その結果、いずれの実践度率指標においても、受講後は受講前と比べて高い水準を示し、その状態は最大8年間にわたり概ね維持されていました。年ごとの変動は小さく、全体として顕著な低下は認められませんでした。これらの結果から、EGUIDE講習による教育介入は、臨床行動の変容の長期的維持に寄与する可能性が示唆されました。
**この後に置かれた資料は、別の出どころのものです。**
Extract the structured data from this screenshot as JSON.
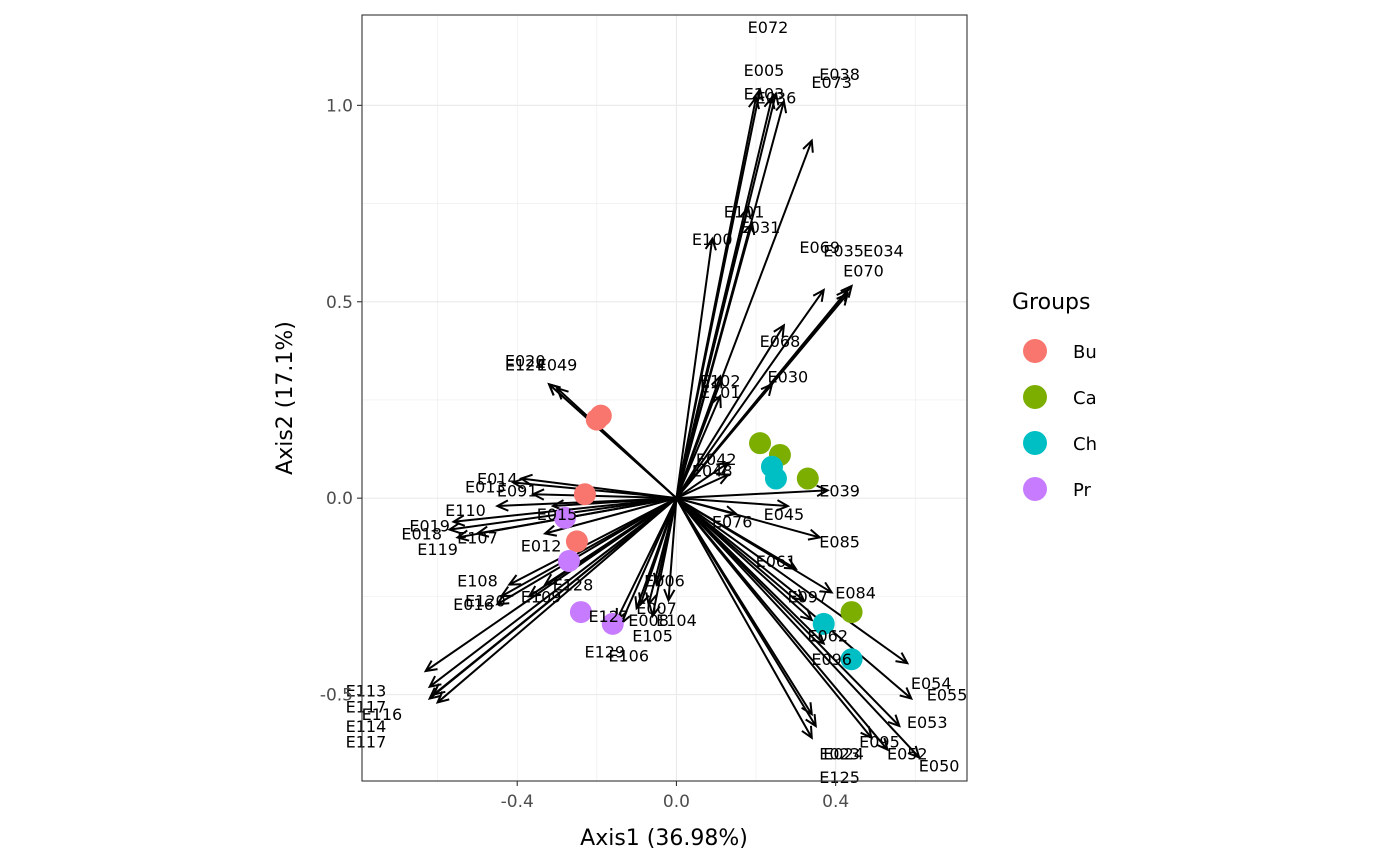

図:EGUIDE講習受講後における実践度率の8年間の推移(CB-C)
<今回の結果を踏まえ、精神科医師の皆様に以下を提案します>
- ガイドラインに沿った診療行動を継続するために、EGUIDEプロジェクトが実施するガイドライン講習会へ参加しましょう。
- 講習後も、年次アンケート等を通じた自己点検やフィードバックの機会を活用し、臨床行動を振り返りましょう。